第4回 薬局の“質的変化”への期待 (最終回)
日本薬剤師会の「保険調剤の動向」によると、2015年度の医薬分業率(受取率)は全国平均で70%に到達した。今日では外来患者に対して院外処方せんを発行するのが当たり前と受け止められているが、分業率が1%にも満たない時代を知っている薬剤師にとっては感慨深いものがあろう。
参考資料:
厚生労働省「調剤医療費(電算処理分)の動向」
健保連の中医協提出資料「医薬分業について」
日本薬剤師会「保険調剤の動向」
現状にとどまるのでは「薬局の未来はない」
分業元年と称される1974年(昭和49年)の分業率はわずか0.6%であり、70%はとてつもなく遠い数字だった。当時、30%の段階に至れば加速度的に伸びるだろうと見られていた予想通り、30%を超えた90年代後半から2000年にかけて飛躍的に伸長した。
しかし、分業率が70%に到達したとはいえ、手放しで喜べる状況にはない。その要因は大別して二つある。一つは、院外処方せん発行が限界に近づき、今後の飛躍的な増加は望めないこと。二つ目は、「分業」に対して患者メリットの具現化など、目に見える費用対効果が期待さていることだ。この状況に対応するためには、これまでの薬局調剤の在り方を根本的に見直すことが必要であり、現状にとどまるならば「薬局と分業の将来はない」と言っても過言ではない。

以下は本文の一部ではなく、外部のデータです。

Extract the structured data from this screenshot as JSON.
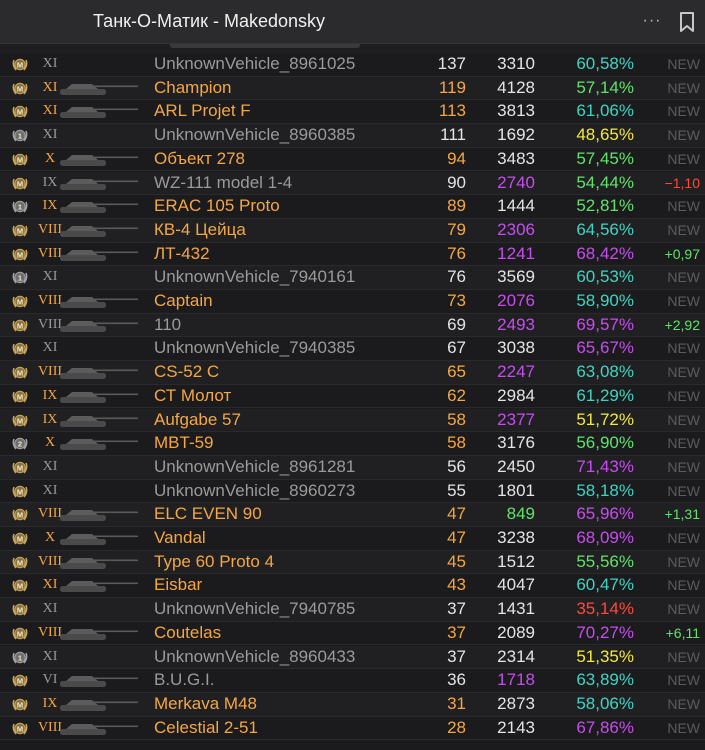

数字を見ても、外来患者を中心とした現在の処方せん調剤は限界に近づいていることが明らかだ。処方せん枚数は14年度に比べ1.1%の増加だったが、投薬対象患者数は前年比で300万人余り減少した。この傾向は08年度から続いており、14年度では44都道府県で減少、増加は首都圏の3県にとどまった。15年度も38道府県で減少、増加したのは9都県だった。

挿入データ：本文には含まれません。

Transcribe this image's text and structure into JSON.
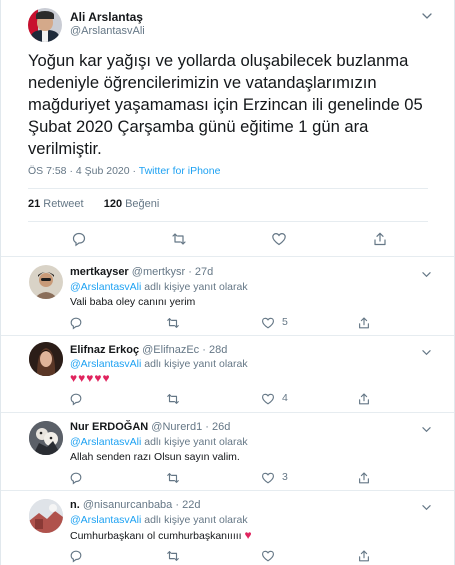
{
  "tweet": {
    "name": "Ali Arslantaş",
    "handle": "@ArslantasvAli",
    "text": "Yoğun kar yağışı ve yollarda oluşabilecek buzlanma nedeniyle öğrencilerimizin ve vatandaşlarımızın mağduriyet yaşamaması için Erzincan ili genelinde 05 Şubat 2020 Çarşamba günü eğitime 1 gün ara verilmiştir.",
    "time": "ÖS 7:58",
    "date": "4 Şub 2020",
    "separator": "·",
    "source": "Twitter for iPhone",
    "retweets": "21",
    "retweets_label": "Retweet",
    "likes": "120",
    "likes_label": "Beğeni"
  },
  "replies": [
    {
      "name": "mertkayser",
      "handle": "@mertkysr",
      "age": "· 27d",
      "mention": "@ArslantasvAli",
      "reply_suffix": "adlı kişiye yanıt olarak",
      "text": "Vali baba oley canını yerim",
      "likes": "5",
      "avatar_color": "#d9d3c7"
    },
    {
      "name": "Elifnaz Erkoç",
      "handle": "@ElifnazEc",
      "age": "· 28d",
      "mention": "@ArslantasvAli",
      "reply_suffix": "adlı kişiye yanıt olarak",
      "text": "♥♥♥♥♥",
      "likes": "4",
      "avatar_color": "#3a2a22"
    },
    {
      "name": "Nur ERDOĞAN",
      "handle": "@Nurerd1",
      "age": "· 26d",
      "mention": "@ArslantasvAli",
      "reply_suffix": "adlı kişiye yanıt olarak",
      "text": "Allah senden razı Olsun sayın valim.",
      "likes": "3",
      "avatar_color": "#4a4f57"
    },
    {
      "name": "n.",
      "handle": "@nisanurcanbaba",
      "age": "· 22d",
      "mention": "@ArslantasvAli",
      "reply_suffix": "adlı kişiye yanıt olarak",
      "text": "Cumhurbaşkanı ol cumhurbaşkanııııı",
      "heart": "♥",
      "likes": "",
      "avatar_color": "#c7cdd6"
    }
  ],
  "colors": {
    "link": "#1da1f2",
    "muted": "#657786",
    "text": "#14171a",
    "heart": "#e0245e",
    "divider": "#e6ecf0"
  },
  "icons": [
    "chevron-down-icon",
    "reply-icon",
    "retweet-icon",
    "like-icon",
    "share-icon"
  ]
}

処方せん枚数の伸びが鈍化しているのは長期処方せんの増加の影響が大きいが、投薬対象患者数の減少は、分業そのものの限界が近づいていることを物語る。分業率が84.6%と全国トップの秋田県では12年度から処方せん枚数が減少している。この間、分業率はアップしており、分業率と処方せん枚数はリンクしていないことが分かる。
今後は外来処方せんを待つだけの経営スタイルでは、薬局経営自体がじり貧になるのは目に見えている。積極的に居宅や施設に出向いて在宅医療・介護分野に進出する必要がある。